Наговорил я ей с три телеги нежностей и расписал массу наших общих планов… передал фальшаковые баксы и доски… по сиянию кайфа на лице глуповатой и подлой фармазонки видны были все ее мыслишки, все образы предстоящей удачи… обмен «форда» на «мерса», выкуп дома, заказ у итальяшек мебели не хуже, чем у этих реакционеров в их хибаре… и вообще, в гробу конкретно я видала гнусных русских вместе с их загадочной душою… они умеют только воровать, пьянствовать, ебаться с малознакомыми иностранками и между делом нагло обжирать, гнусно раздевать Америку… этим неисправленным вшивым каторжникам необходим не вечно поддатый Ельцин, а совершенно трезвый Сталин разлива тридцать седьмого года…

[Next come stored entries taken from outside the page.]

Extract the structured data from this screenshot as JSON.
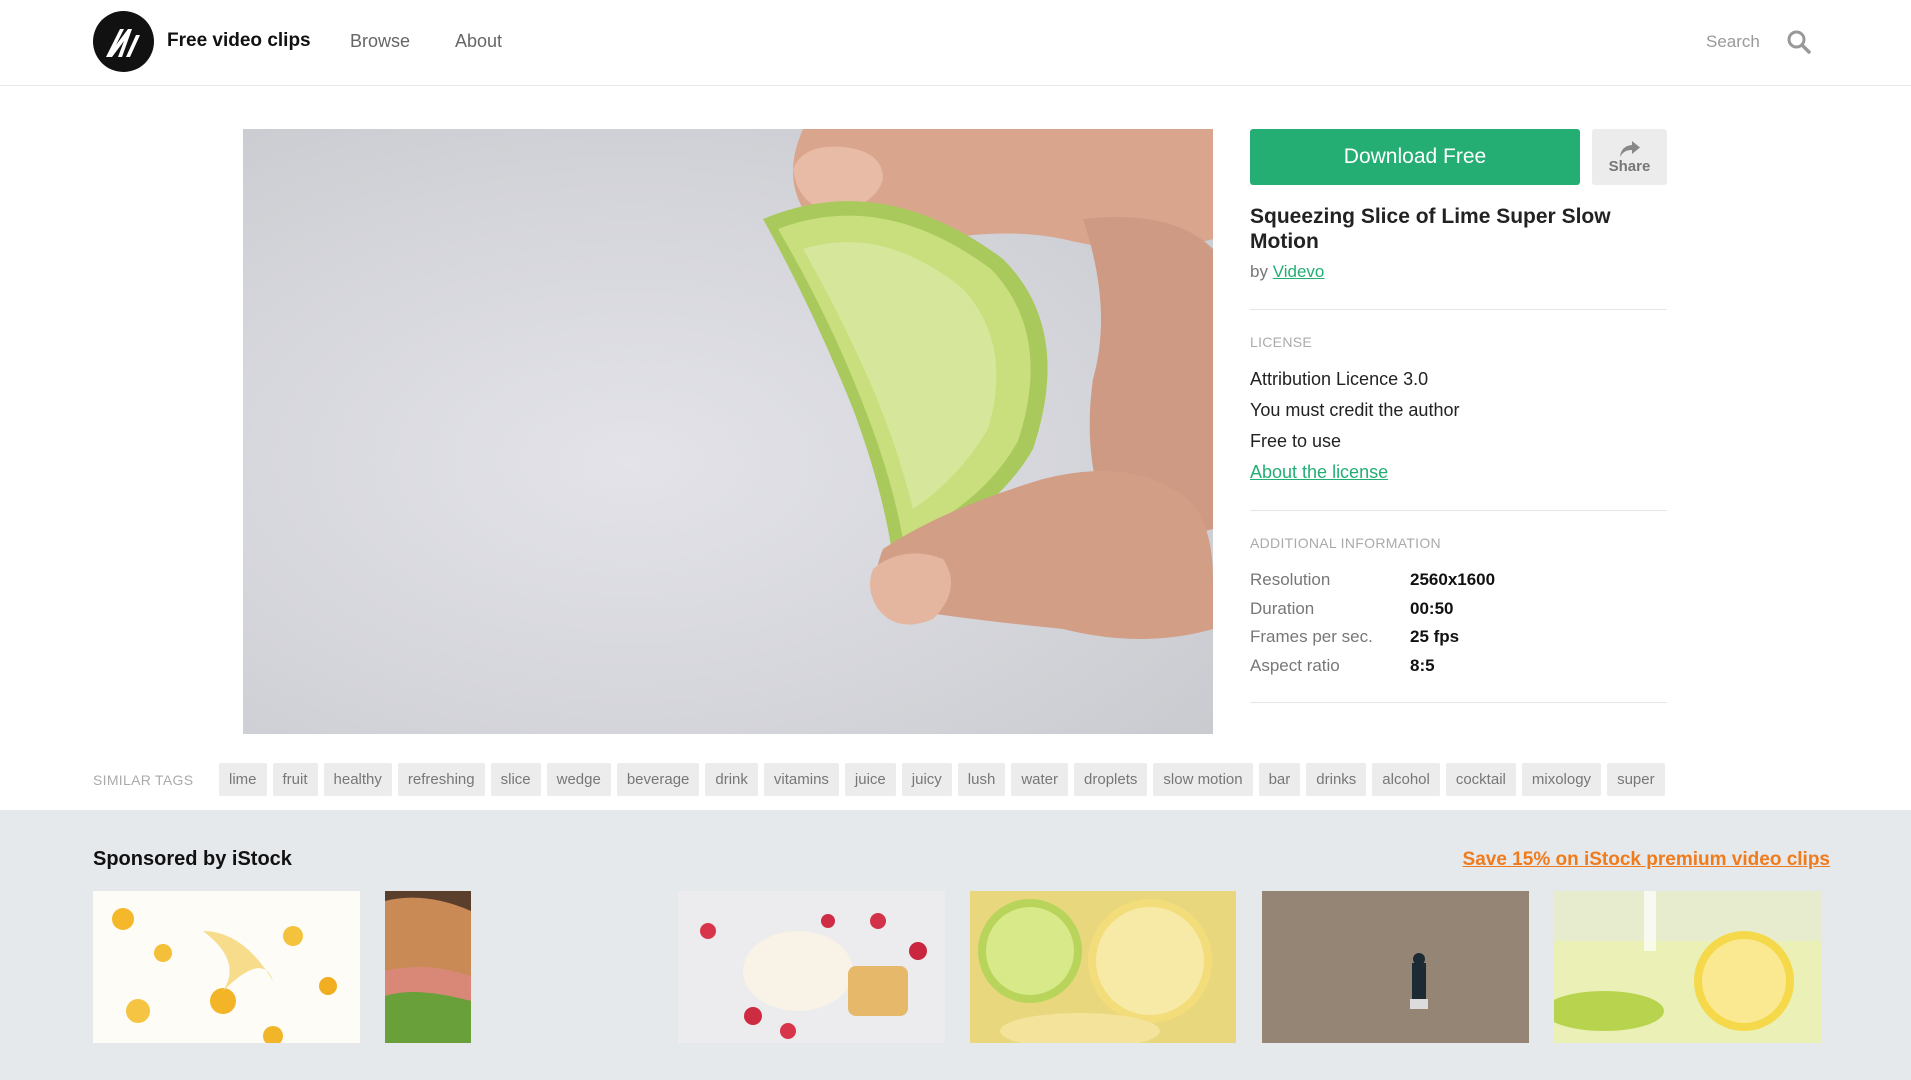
{
  "header": {
    "brand": "Free video clips",
    "nav": [
      "Browse",
      "About"
    ],
    "search_label": "Search"
  },
  "video": {
    "title": "Squeezing Slice of Lime Super Slow Motion",
    "by_prefix": "by",
    "author": "Videvo"
  },
  "actions": {
    "download_label": "Download Free",
    "share_label": "Share"
  },
  "license": {
    "heading": "LICENSE",
    "lines": [
      "Attribution Licence 3.0",
      "You must credit the author",
      "Free to use"
    ],
    "link": "About the license"
  },
  "info": {
    "heading": "ADDITIONAL INFORMATION",
    "rows": [
      {
        "label": "Resolution",
        "value": "2560x1600"
      },
      {
        "label": "Duration",
        "value": "00:50"
      },
      {
        "label": "Frames per sec.",
        "value": "25 fps"
      },
      {
        "label": "Aspect ratio",
        "value": "8:5"
      }
    ]
  },
  "tags": {
    "heading": "SIMILAR TAGS",
    "items": [
      "lime",
      "fruit",
      "healthy",
      "refreshing",
      "slice",
      "wedge",
      "beverage",
      "drink",
      "vitamins",
      "juice",
      "juicy",
      "lush",
      "water",
      "droplets",
      "slow motion",
      "bar",
      "drinks",
      "alcohol",
      "cocktail",
      "mixology",
      "super"
    ]
  },
  "sponsored": {
    "heading": "Sponsored by iStock",
    "promo": "Save 15% on iStock premium video clips"
  },
  "colors": {
    "accent": "#24ae74",
    "promo": "#f07b1c",
    "sponsored_bg": "#e6e9ec"
  }
}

Мы проболтали часа полтора.
«Володя, – говорит, – у вас такое произношение, знание идиом и нашего сленга, что не шпион ли уж вы, потерявший работу в связи с перестройкой?»
«Шпионы, Лиз, насколько я знаю, не ведут себя столь открыто… пардон, но я всего лишь бывший вундеркинд, ныне бизнесмен в стране, не имеющей, в отличие от вашей, новых просвещенных законов, гарантирующих неприкосновенность частной собственности и защиту прав частного предпринимательства».
Перед уходом Лиз пожелала увезти с собой бутылку «Хванчкары», которую, по ее словам, обожал великий полководец, корифей наук, а также палач всех времен и народов; я заказал пару бутылок, преподнес, после чего заспешил на необходимую деловую встречу с улетающим в Париж Монаховым, добрым моим знакомым; я подвез ее до дома на Кутузовском; мы распрощались самым горячим образом; пришлось полобызаться, лобызалась она – что надо.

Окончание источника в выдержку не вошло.